施設重視から在宅へ、そして地域へと押し付けられた要介護者たちは、元気になることを前提に考えられ、自立を求められ続ける。リハビリの効果が問われ、数値化された費用対効果という概念は、更に自立へと老人を向かわせ、効果の見込めない老人はお断り、報酬を下げられないよう自立の見込みのある人しか受け入れないという現実を生み出してゆく。

介護の現場に「科学的に有効なサービスを提示する」という考え方が通用するのだろうか。効率的なリハビリを重ねると高齢者は年を取らないとでも?

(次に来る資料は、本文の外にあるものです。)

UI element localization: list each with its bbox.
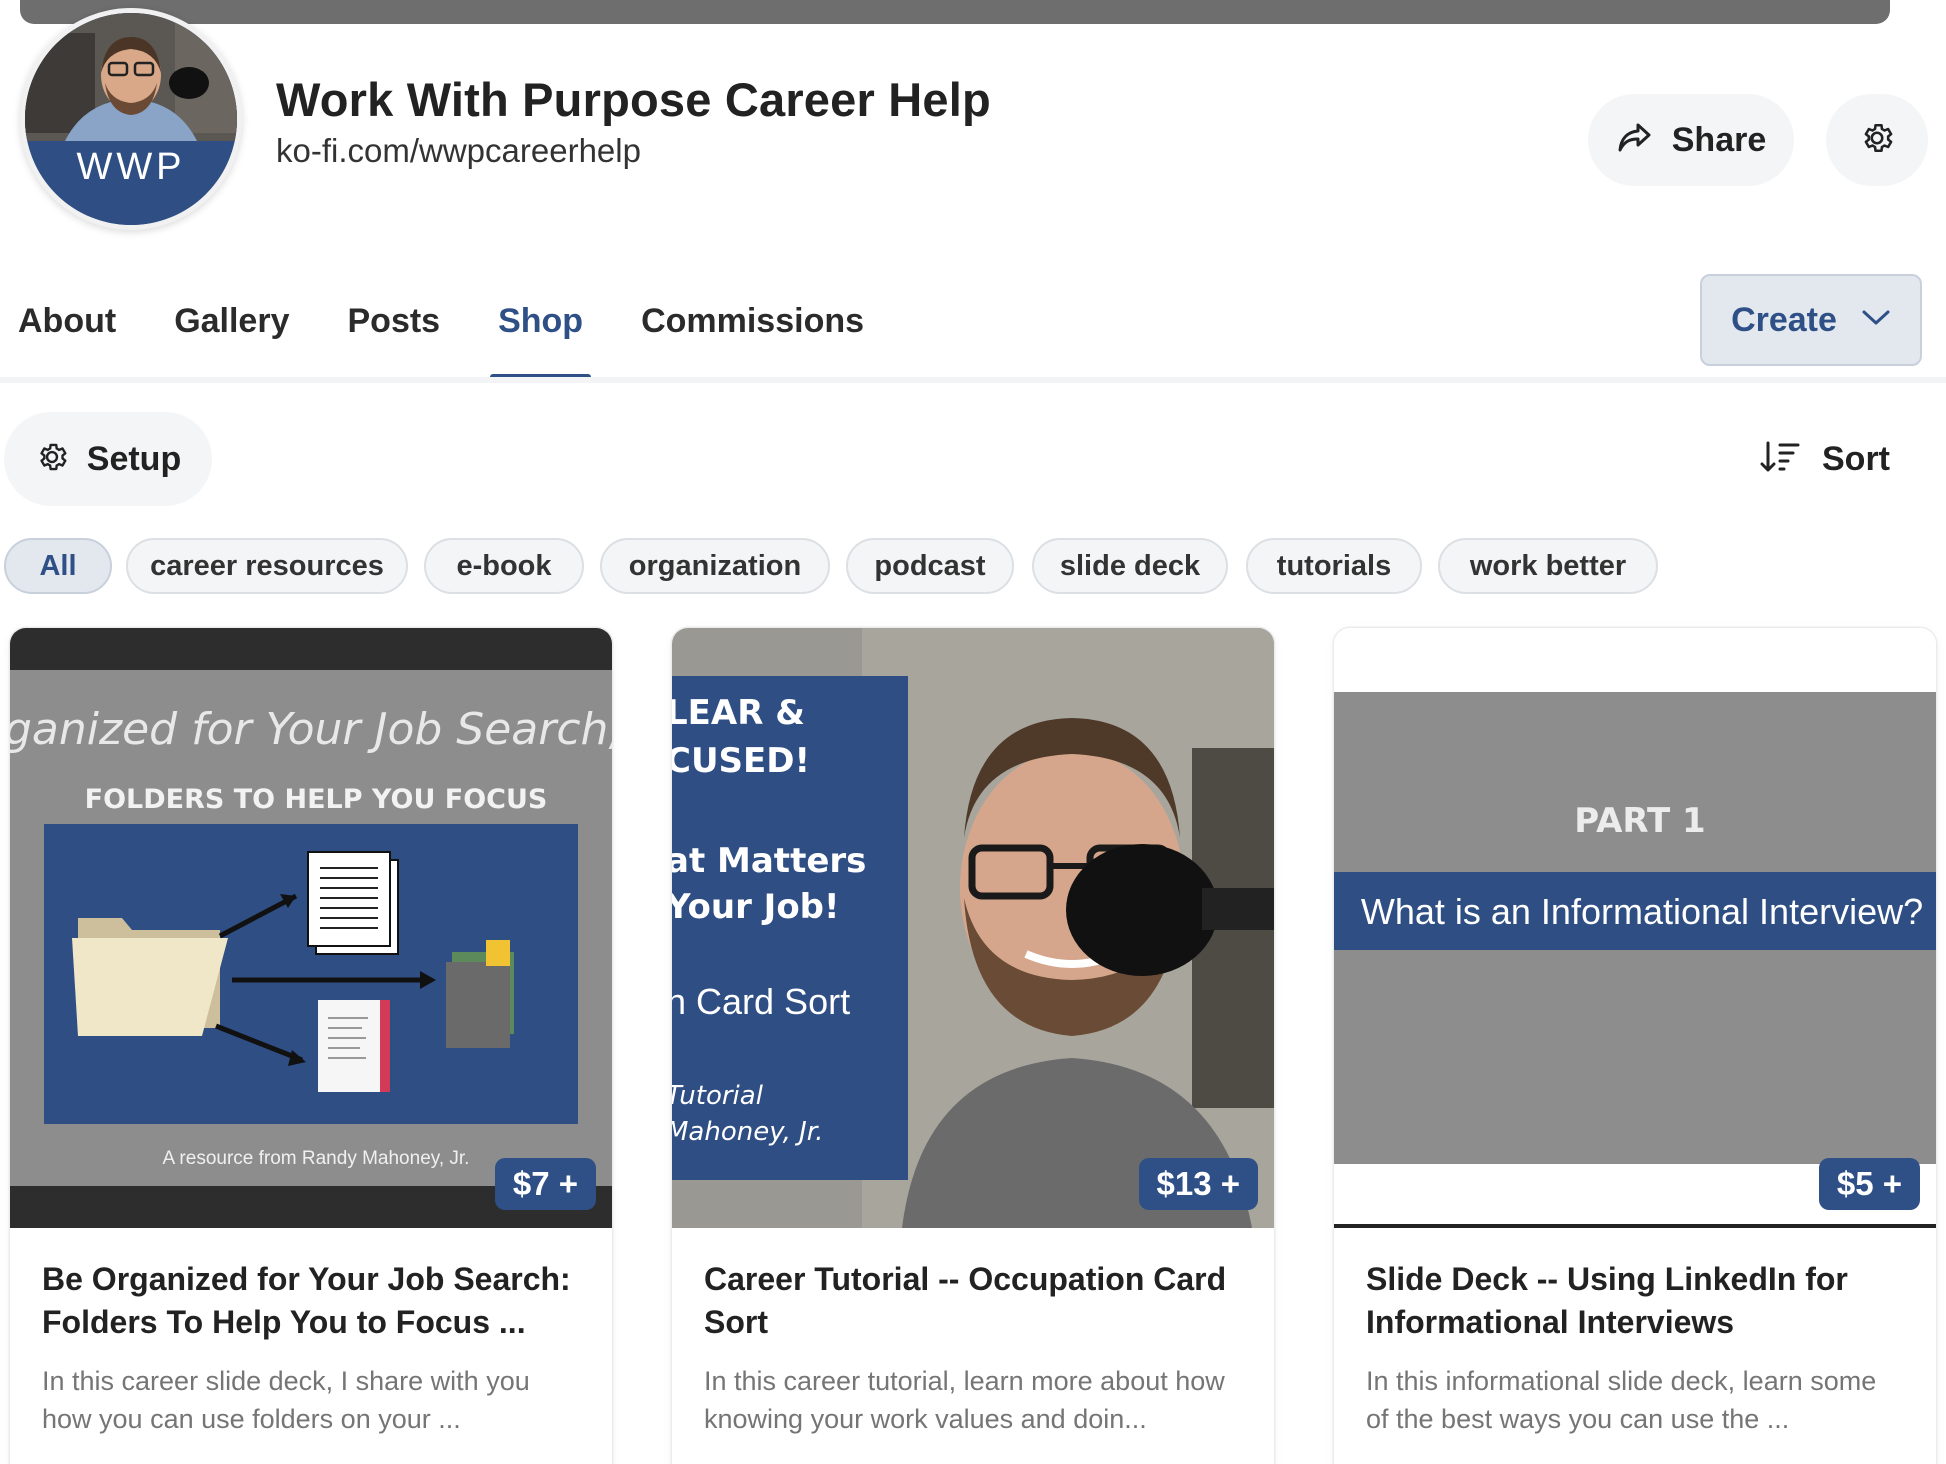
setup-button[interactable]: Setup [4, 412, 212, 506]
svg-text:n Card Sort: n Card Sort [672, 981, 850, 1022]
svg-text:Mahoney, Jr.: Mahoney, Jr. [672, 1117, 823, 1147]
profile-url[interactable]: ko-fi.com/wwpcareerhelp [276, 132, 641, 170]
svg-text:CUSED!: CUSED! [672, 741, 810, 781]
svg-text:at Matters: at Matters [672, 841, 866, 881]
svg-text:PART 1: PART 1 [1574, 801, 1705, 841]
filter-chip-organization[interactable]: organization [600, 538, 830, 594]
share-icon [1616, 122, 1652, 159]
product-description: In this informational slide deck, learn … [1366, 1366, 1877, 1434]
svg-text:Tutorial: Tutorial [672, 1081, 764, 1111]
svg-text:ganized for Your Job Search, I: ganized for Your Job Search, I [10, 704, 612, 755]
svg-text:LEAR &: LEAR & [672, 693, 805, 733]
product-thumbnail: PART 1 What is an Informational Intervie… [1334, 628, 1936, 1228]
sort-icon [1760, 440, 1800, 479]
price-badge: $7 + [494, 1158, 596, 1210]
product-card[interactable]: ganized for Your Job Search, I FOLDERS T… [10, 628, 612, 1464]
filter-chip-e-book[interactable]: e-book [424, 538, 584, 594]
product-description: In this career tutorial, learn more abou… [704, 1366, 1225, 1434]
filter-chip-all[interactable]: All [4, 538, 112, 594]
create-label: Create [1731, 300, 1837, 339]
gear-icon [1859, 120, 1895, 161]
filter-chip-podcast[interactable]: podcast [846, 538, 1014, 594]
tab-shop[interactable]: Shop [480, 296, 601, 380]
profile-avatar[interactable]: WWP [20, 8, 242, 230]
product-title[interactable]: Be Organized for Your Job Search: Folder… [42, 1258, 582, 1344]
avatar-photo: WWP [25, 13, 237, 225]
product-thumbnail: LEAR & CUSED! at Matters Your Job! n Car… [672, 628, 1274, 1228]
product-title[interactable]: Slide Deck -- Using LinkedIn for Informa… [1366, 1258, 1906, 1344]
filter-chip-tutorials[interactable]: tutorials [1246, 538, 1422, 594]
svg-text:WWP: WWP [76, 146, 185, 188]
product-card[interactable]: PART 1 What is an Informational Intervie… [1334, 628, 1936, 1464]
svg-text:Your Job!: Your Job! [672, 887, 840, 927]
svg-text:A resource from Randy Mahoney,: A resource from Randy Mahoney, Jr. [163, 1148, 470, 1169]
tab-about[interactable]: About [0, 296, 134, 380]
profile-tabs: About Gallery Posts Shop Commissions [0, 296, 882, 380]
product-title[interactable]: Career Tutorial -- Occupation Card Sort [704, 1258, 1244, 1344]
svg-text:What is an Informational Inter: What is an Informational Interview? [1361, 891, 1923, 932]
price-badge: $13 + [1138, 1158, 1258, 1210]
chevron-down-icon [1861, 309, 1891, 332]
filter-chip-slide-deck[interactable]: slide deck [1032, 538, 1228, 594]
page-title: Work With Purpose Career Help [276, 73, 991, 126]
filter-chip-career-resources[interactable]: career resources [126, 538, 408, 594]
product-thumbnail: ganized for Your Job Search, I FOLDERS T… [10, 628, 612, 1228]
sort-button[interactable]: Sort [1760, 430, 1890, 488]
filter-chip-work-better[interactable]: work better [1438, 538, 1658, 594]
tab-divider [0, 377, 1946, 383]
share-label: Share [1671, 120, 1767, 159]
setup-label: Setup [86, 439, 182, 478]
price-badge: $5 + [1818, 1158, 1920, 1210]
create-button[interactable]: Create [1700, 274, 1922, 366]
settings-button[interactable] [1826, 94, 1928, 186]
product-description: In this career slide deck, I share with … [42, 1366, 530, 1434]
svg-text:FOLDERS TO HELP YOU FOCUS: FOLDERS TO HELP YOU FOCUS [85, 784, 548, 815]
sort-label: Sort [1822, 439, 1890, 478]
share-button[interactable]: Share [1588, 94, 1794, 186]
tab-posts[interactable]: Posts [330, 296, 459, 380]
gear-icon [35, 440, 69, 479]
tab-gallery[interactable]: Gallery [156, 296, 307, 380]
product-card[interactable]: LEAR & CUSED! at Matters Your Job! n Car… [672, 628, 1274, 1464]
tab-commissions[interactable]: Commissions [623, 296, 882, 380]
top-progress-bar [20, 0, 1890, 24]
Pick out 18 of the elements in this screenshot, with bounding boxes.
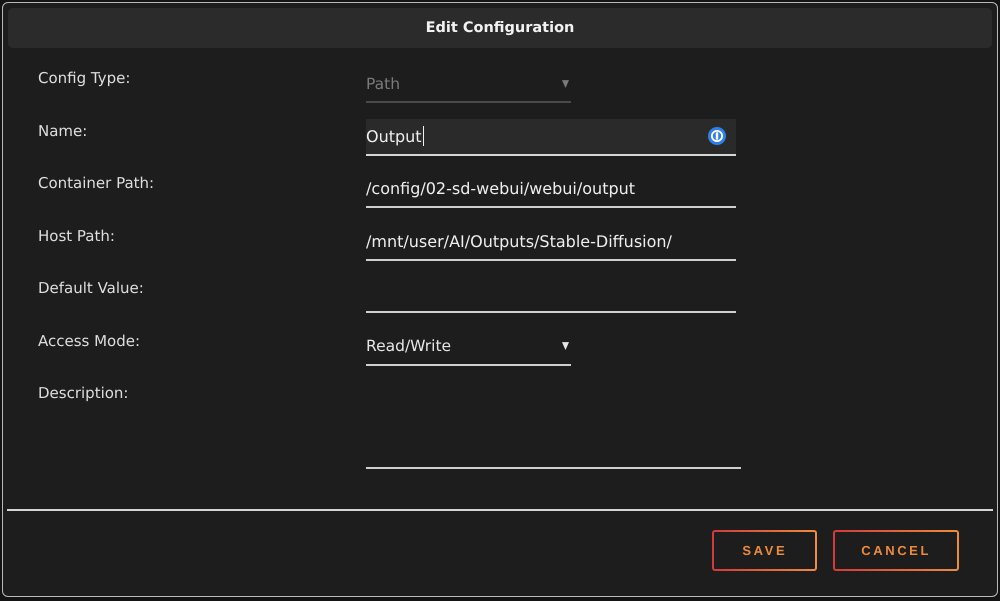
text-field[interactable]: /config/02-sd-webui/webui/output — [366, 171, 736, 208]
text-cursor — [422, 126, 424, 146]
caret-icon — [562, 342, 569, 350]
field-label: Default Value: — [38, 278, 144, 298]
field-label: Name: — [38, 120, 88, 140]
dialog-title: Edit Configuration — [426, 20, 574, 36]
dialog-button[interactable]: CANCEL — [833, 530, 959, 571]
field-label: Host Path: — [38, 226, 115, 246]
circled-bar-icon[interactable] — [708, 127, 726, 145]
field-label: Container Path: — [38, 173, 154, 193]
text-field[interactable]: Output — [366, 118, 736, 156]
dropdown[interactable]: Read/Write — [366, 328, 571, 366]
field-label: Config Type: — [38, 68, 130, 88]
dialog-button[interactable]: SAVE — [712, 530, 818, 571]
field-label: Description: — [38, 383, 128, 403]
caret-icon — [562, 80, 569, 88]
text-field[interactable]: /mnt/user/AI/Outputs/Stable-Diffusion/ — [366, 224, 736, 260]
field-label: Access Mode: — [38, 330, 140, 350]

全国では度重なる報酬改定で、閉鎖する事業所は後を絶たない。淘汰され統合された事業所で、データ化された要介護者情報に基づいて、AIが分別し効率化された全国一律のサービスが提供される日も遠くない。医療の現場の標準治療と同様に、標準介護が示される日も遠くない。

そもそも、介護保険制度とは、一体何だろうと素朴な疑問が湧いてくる。

介護保険制度を何のために作ったのか、誰のためにつくったのか、誰が必要としているのか、要介護者は何を必要としているのか・・・

制度と財政は矛盾を含み、施策と現場は乖離し続け、ニーズとサービスは離反してゆく。自立を目指せない要介護者と、お金を持たない年寄りたちは、不安のうちに生きるしかないのだろう。

介護の「主体」は、国でも、制度でも、介護者でも、ましてやAIなどでなく、紛れもなく苦難の時代を生きた、あるいは高度成長を支えた普通の人、要介護者という「人」であるという視点を忘れてならない。

要介護者という「個」が、残された時間を最後まで主体者として生きるために、その時々に必要な支えを、必要なだけ、心を尽くして行いたい、そう思って池さんを続けてきた。井上夫婦に始まり、フミちゃんという在宅にこだわって生きた人や、ここを必要としてくれた人々によって、池さんという場をあるべき姿に作り上げてもらった。

有限会社で介護事業者ではあるけれど、サービス業者だという認識はもっていない。介護保険制度が介護という福祉の分野をサービスに変えてはしまったが、私たちはあくまで人が人として暮らし、最後まで生きる方法だけを想い進んできた。

13年めの夏。

これからどうなるのか、このまま続けていくことができるのか、不安な要素は山のようにある。理想だけでは生きてゆけないことも分かっているし、反対に営利主義に陥ることもできないだろう。自分たちの介護が正しいだとか、こうあるべきという驕りに陥りたくはない。

ただ、介護保険の制度改定に翻弄される身ではありながら、介護を必要とする人たちと、その人を取り巻く家族と共に、心の底から湧き上がるような「深い想い」に裏付けされた信念の場であり続けたい。

人と人が繋がり、人が生活する暮らしを想い、人が生きる意味を想い、人が死ぬことを想い、人の心を想い続けるという信念。

制度や施策や予算ではなく、この揺らぐことのない深い想いこそが仕事という枠を遥かに超えて、池さんという場を確かな場所にしてくれているに違いないと思っている。

介護保険制度の行方がどうであれ、私たちらしく泥臭く肩を寄せ合って生きてゆきたいと思っている。